Un portrait de la société plutôt troublant

Sylvain Trudel, l’auteur de l’incomparable «Le souffle de l’Harmattan», ne cesse de s’attarder à la condition humaine, de  tourner autour de ces jeunes qui sont de plus en plus perdu dans une société qui perd ses balises, transforment les humains en des consommateurs frénétiques.
Le lecteur qui va s’aventurer dans «La mer de la tranquillité» ne sortira guère rassuré sur l’avenir du monde. Dans ces nouvelles dures, aiguisées comme des lames de rasoir, l’écrivain s’attarde aux largués de la société, à ceux et celles qui hantent les rues de Montréal, n’ont pas de lieu pour s’arrêter, se reposer et sourire tout simplement.
Ces itinérants tentent de trouver l’espoir au bout de la ruelle, une manière de se rassurer. Ils hésitent entre l’utopie, le désir de convertir et de changer la société, de se sacrifier pour le meilleur des mondes ou encore ils fixent une tache sombre sur le ciment, près du pont Jacques-Cartier d’où un désespéré s’est jeté. Un garçon qui en plongeant vers la mort, est devenu quelqu’un qu’on regardait, qu’on voyait. Il s’est peut-être senti exister alors.
Un errant, dans un parc, écoute un homme qui a toute sa vie derrière et qui ne trouve plus de raison de continuer. Une nouvelle troublante que celle de «La mer de la tranquillité» qui coiffe l’ensemble du recueil. Comme si l’incertitude, la peur, l’angoisse de vivre se rejoignaient dans la vieillesse et la jeunesse.

Troublant

On ne cesse de le répéter. Les jeunes ont de plus en plus de difficulté à se faire une place dans la société moderne. Sylvain Trudel en est bien conscient et semble croire que ce n’est facile pour personne, même pour ceux et celles qui se sont conformés à toutes les règles. L’époque contemporaine a comme bouché tous les horizons. Il n’y a plus d’élan qui fait croire en demain avec la pollution, le réchauffement de la planète et l’épuisement des ressources.
Ce petit livre pourrait servir d’introduction à bien des discussions dans les collèges, motiver des jeunes à discuter et à tenter de repenser le monde. Ils sont dix millions semblent-ils à le faire dans des ONG, à se parler, à discuter, à inventer des manières de faire du commerce équitable, à croire avec Laure Waridel que mettre un sac de café dans son panier est un geste politique.
Les personnages de Sylvain Trudel n’en sont pas là. Ils cherchent une direction dans la vie, un trottoir où ils peuvent avancer sans se heurter à des murs. C’est peut-être ce qu’il y a de pire : la perte de sens, de croyances, cette douleur de vivre et la hantise de la mort. Parce que se gaver de marchandises fabriquées au plus bas prix en exploitant les enfants, est aussi une forme de mort et de suicide.
Des nouvelles écrites dans une langue superbe. Sylvain Trudel reste incroyablement efficace et pertinent.

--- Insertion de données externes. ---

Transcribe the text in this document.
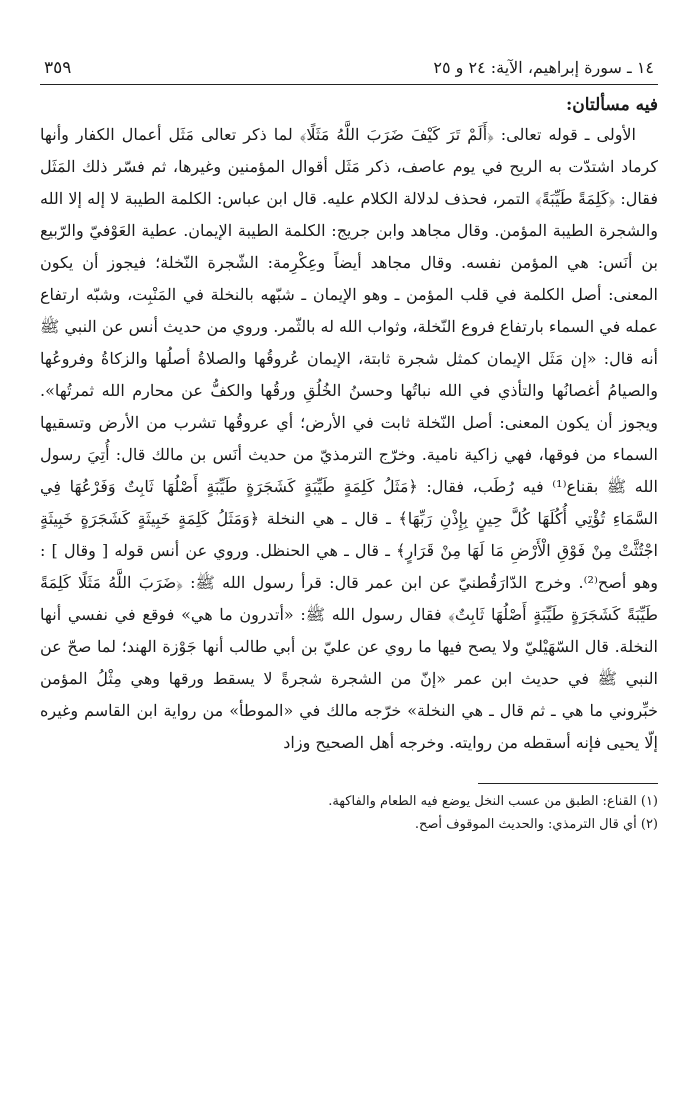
١٤ ـ سورة إبراهيم، الآية: ٢٤ و ٢٥
٣٥٩
فيه مسألتان:

الأولى ـ قوله تعالى: ﴿أَلَمْ تَرَ كَيْفَ ضَرَبَ اللَّهُ مَثَلًا﴾ لما ذكر تعالى مَثَل أعمال الكفار وأنها كرماد اشتدّت به الريح في يوم عاصف، ذكر مَثَل أقوال المؤمنين وغيرها، ثم فسّر ذلك المَثَل فقال: ﴿كَلِمَةً طَيِّبَةً﴾ التمر، فحذف لدلالة الكلام عليه. قال ابن عباس: الكلمة الطيبة لا إله إلا الله والشجرة الطيبة المؤمن. وقال مجاهد وابن جريج: الكلمة الطيبة الإيمان. عطية العَوْفيّ والرّبيع بن أنَس: هي المؤمن نفسه. وقال مجاهد أيضاً وعِكْرِمة: الشّجرة النّخلة؛ فيجوز أن يكون المعنى: أصل الكلمة في قلب المؤمن ـ وهو الإيمان ـ شبّهه بالنخلة في المَنْبِت، وشبّه ارتفاع عمله في السماء بارتفاع فروع النّخلة، وثواب الله له بالثّمر. وروي من حديث أنس عن النبي ﷺ أنه قال: «إن مَثَل الإيمان كمثل شجرة ثابتة، الإيمان عُروقُها والصلاةُ أصلُها والزكاةُ وفروعُها والصيامُ أغصانُها والتأذي في الله نباتُها وحسنُ الخُلُقِ ورقُها والكفُّ عن محارم الله ثمرتُها». ويجوز أن يكون المعنى: أصل النّخلة ثابت في الأرض؛ أي عروقُها تشرب من الأرض وتسقيها السماء من فوقها، فهي زاكية نامية. وخرّج الترمذيّ من حديث أنَس بن مالك قال: أُتِيَ رسول الله ﷺ بقناع⁽¹⁾ فيه رُطَب، فقال: ﴿مَثَلُ كَلِمَةٍ طَيِّبَةٍ كَشَجَرَةٍ طَيِّبَةٍ أَصْلُهَا ثَابِتٌ وَفَرْعُهَا فِي السَّمَاءِ تُؤْتِي أُكُلَهَا كُلَّ حِينٍ بِإِذْنِ رَبِّهَا﴾ ـ قال ـ هي النخلة ﴿وَمَثَلُ كَلِمَةٍ خَبِيثَةٍ كَشَجَرَةٍ خَبِيثَةٍ اجْتُثَّتْ مِنْ فَوْقِ الْأَرْضِ مَا لَهَا مِنْ قَرَارٍ﴾ ـ قال ـ هي الحنظل. وروي عن أنس قوله [ وقال ] : وهو أصح⁽²⁾. وخرج الدّارَقُطنيّ عن ابن عمر قال: قرأ رسول الله ﷺ: ﴿ضَرَبَ اللَّهُ مَثَلًا كَلِمَةً طَيِّبَةً كَشَجَرَةٍ طَيِّبَةٍ أَصْلُهَا ثَابِتٌ﴾ فقال رسول الله ﷺ: «أتدرون ما هي» فوقع في نفسي أنها النخلة. قال السّهَيْليّ ولا يصح فيها ما روي عن عليّ بن أبي طالب أنها جَوْزة الهند؛ لما صحّ عن النبي ﷺ في حديث ابن عمر «إنّ من الشجرة شجرةً لا يسقط ورقها وهي مِثْلُ المؤمن خبِّروني ما هي ـ ثم قال ـ هي النخلة» خرّجه مالك في «الموطأ» من رواية ابن القاسم وغيره إلّا يحيى فإنه أسقطه من روايته. وخرجه أهل الصحيح وزاد

(١) القناع: الطبق من عسب النخل يوضع فيه الطعام والفاكهة.
(٢) أي قال الترمذي: والحديث الموقوف أصح.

«La mer de la tranquillité» de Sylvain Trudel est publié chez Les Allusifs.

jeudi 15 décembre 2005

Quand la passion emporte tout

Voici un livre lumineux de par le sujet, les décors et l’écriture. Pan Bouyoucas nous entraîne dans l’île de Léros, en Grèce. Une religieuse, une vie de réclusion sur une montagne, tout près des racines du ciel. Elle accueille une postulante qui vient la surveiller. Une jeune nonne pleine d’idéalisme et d’intransigeance. Nicoletta, la sœur, a vécu dans le monde et s’intéresse à plein de choses malgré sa vie en marge des hommes et des femmes. Surtout qu’elle s’arrange plutôt bien avec les dogmes et les principes de l’Église. La jeune et la plus âgée s’installent dans la routine, hésitent entre les travaux et la contemplation d’une nature qui subjugue et écrase. Elles vivent au sommet de l’univers, à l’abri des passions et des turpitudes... Ce serait trop facile! Arrive un diacre, un peintre amoureux d’Anna dans une autre vie. Sœur Véroniki en religion s’appelait Anna autrefois. Voilà pour la compréhension.
Un être de feu que ce diacre, de passion, capable de boire toute la nuit et de se précipiter en bas des montagnes par amour. Il peint des icônes qui prendront peu à peu le visage de Nicoletta et d’Anna qui magnétise le regard des hommes.
«Car elle avait un visage racé aux traits si beaux qu’on oubliait, lorsqu’on la regardait, sa robe noire, emblème de sa solitude et de sa chasteté, et on se mettait à deviner le corps modelé en statue qu’elle devait cacher.» (p.17)

Triangle

Les trois côtés du triangle se replient et la passion pousse à la trahison et à l’aveuglement. Amours charnels mais aussi questionnement sur l’art et la peinture, la foi et les croyances. Des êtres broyés par un univers trop grand, un pays qui devient tout aussi important que les personnages. Le côté sombre de la nuit, les peurs, les refoulements se dressent devant la lumière aveuglante du jour, la chaleur qui écrase comme si le ciel devenait une grande main qui aplatit tout.
«Le soleil montait devant lui dans un ciel limpide. L’air sentait le thym, quelques cigales sciaient déjà l’air dans le feuillage des arbres, des insectes bourdonnaient, affamés, autour des fleurs. L’île entière, baignée dans la lumière douce du matin, semblait chanter la joie de vivre et rien ne laissait prévoir la visite agitée qui allait suivre, même s’il était un peu écœuré de devoir refaire une expérience dont il connaissait d’avance les résultats.»  (p.35)
Un roman d’atmosphères, une écriture ciselée et particulièrement maîtrisée. Le lecteur progresse dans ces pages comme s’il bondissait d’un petit tableau à un autre.
«Il lui restait une consolation : des trois personnes que le destin avait amenées à se croiser un jour dans cette forteresse, elle avait reçu le plus grand châtiment.» (p.107)
Pan Bouyoucas a écrit là un roman sans bavure. C’est peu dire. Pourquoi Anna? Il faudra lire.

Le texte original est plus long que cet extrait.